Combination and Validation process
The Fig. 1 shows the details of data flow required to generate the IGS VTEC maps from IGS ground network by IGS Ionosphere Analysis Centers, IGS Ionosphere Combination Center, IGS Ionosphere Validation Centers to final and rapid IGS Ionospere products.
Fig.1 The data flow required to generate the IGS VTEC maps.
In order to assign the individual weights to different IAAC GIMs and compute the combined IGS GIM, the self-consistency test (see Orus et al. (2005), Orus et al. (2007) for details) is employed. The test measures the capability of a certain model to reproduce the differences of the ionospheric carrier phase observable (LI) over a single station as a function of the elevation of the satellites in view. Such differences are done guaranteeing a minimum time span between consecutive samples in such a way that just rising and setting up satellite observations, with the same elevations and without any intermediate cycle slip (i.e., within a continuous arch of carrier phase measurements) are involved. In fact, it is a measure of difference of the slant TEC (STEC), computed from the VTEC map as described by Feltens and Schaer (1998), at two different epochs in a continuous carrier phase arc. Thus, with this difference, the ambiguity term (BI) of the observed carrier phase data is removed, providing an ionospheric reference value better than one tenth of TECU. Thus the RMS (RMSself) of this test can be computed as follows:
RMSself=RMS[LI(εt1) – STECModel(εt1)-(LI(εt2) – STECModel(εt2)]
where LI is the ionospheric geometry-free combination of GPS carrier phases; the STEC is the slant TEC of the different ionospheric models; RMSself is the RMS of the difference among the LI observations and the STEC predictions at the same elevation ε in a continuous arc taking this difference at two different times, for instance, t1 and t2.
The combined IGS maps are obtained as a simple weighted mean of the available IAAC VTEC maps, by using the values obtained in the evaluation process.
The validation is held by comparing GIMs with two reference sources:
The comparison with direct VTEC measurements provided by dual-frequency altimeters (taken in slightly different frequency bands than GNSS, and with a typical measurement error standard deviation after smoothing of about 1 TECU). This reference VTEC is obtained up to the height of the altimeters (typically +1300 km) which includes the full ionosphere and the most contribution of the plasmaspheric electron content. The noise of the altimeter measurements can be significantly reduced by a sliding window. Moreover, comparing the altimeter VTEC vs VTEC GIM, the missing altimeter-topside electron content is just a small part of plasmaspheric component (above +1300 km and typically up to few TECUs only). Due to the altimeter calibration bias and the topside electron content above the altimeter height, the standard deviation of the difference of VTEC[altimeter]-VTEC[GIM] is the main figure of merit typically consider in this kind of assessment. Finally, the well-know altimeter bias excess (see Azpilicueta and Brunini 2009) presents a value of few TECUs only in such a way that it still allows a very clear assessment and comparison of the errors of the different ionospheric models (considering, for instance, daily statistics), typically much larger and systematic. This is the reason why the dual-frequency altimeter measurements provide an excellent and independent source for assessing GNSS-based VTEC models in difficult conditions, overseas and typically far from receivers (see for example Hernández-Pajares 2004; Orús et al. 2005; Hernández-Pajares et al. 2009, 2016).

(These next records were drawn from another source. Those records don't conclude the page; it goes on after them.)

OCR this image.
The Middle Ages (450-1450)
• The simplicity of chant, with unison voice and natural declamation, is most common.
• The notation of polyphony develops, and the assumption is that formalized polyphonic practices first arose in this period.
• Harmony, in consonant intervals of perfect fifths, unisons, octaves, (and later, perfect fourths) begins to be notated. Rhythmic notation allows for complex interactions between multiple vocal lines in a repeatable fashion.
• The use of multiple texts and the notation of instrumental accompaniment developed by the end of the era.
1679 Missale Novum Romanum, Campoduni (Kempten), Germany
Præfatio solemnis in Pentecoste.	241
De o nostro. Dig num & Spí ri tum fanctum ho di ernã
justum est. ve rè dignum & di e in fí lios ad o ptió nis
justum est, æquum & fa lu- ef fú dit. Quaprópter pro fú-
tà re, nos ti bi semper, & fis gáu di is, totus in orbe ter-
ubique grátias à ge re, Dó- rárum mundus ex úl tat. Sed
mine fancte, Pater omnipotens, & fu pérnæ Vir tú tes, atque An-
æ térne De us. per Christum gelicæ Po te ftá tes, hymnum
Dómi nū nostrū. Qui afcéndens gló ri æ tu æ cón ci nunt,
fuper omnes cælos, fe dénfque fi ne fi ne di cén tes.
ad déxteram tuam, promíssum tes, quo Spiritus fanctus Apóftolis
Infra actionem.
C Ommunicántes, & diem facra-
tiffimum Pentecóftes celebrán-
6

The discrepancies of all available IGS VTEC GIMs versus + 190 millions of altimeter direct VTEC measurements over the seas during the last 15 years have been analyzed. In Fig. 2, two sets of GIMs have been compared:
- GNSS-observed STEC values – in a same manner as during evaluation step
- Alitmeter-derived VTEC values collected with JASON mission satellites.
An overall general agreement is found between the techniques of the seven analysis centers, with VTEC daily standard deviations typically ranging from three to ten TECUs, depending on the solar cycle phase.
- Set#1 with the IAAC contributing to IGS since 1998.4 (CODE, ESA, JPL and UPC), the recent GIM from UPC (UQRG) and the IGS combined GIM (IGSG).
- Set#2 with the new IAAC contributing to IGS (CAS, WHU, NRCAN) or resuming their contribution UQRG and IGSG.
Fig. 2 Daily bias and corresponding standard deviation obtained from validation of different GIMs with JASON satellite VTEC observation(Roma-Dollase et al., 2018).
The evaluation and combination methodology as well as validation results are described in detail by Orus et al. (2007), Hernandez-Pajares et al. (2009 and 2017) and Roma-Dollase et al. (2018).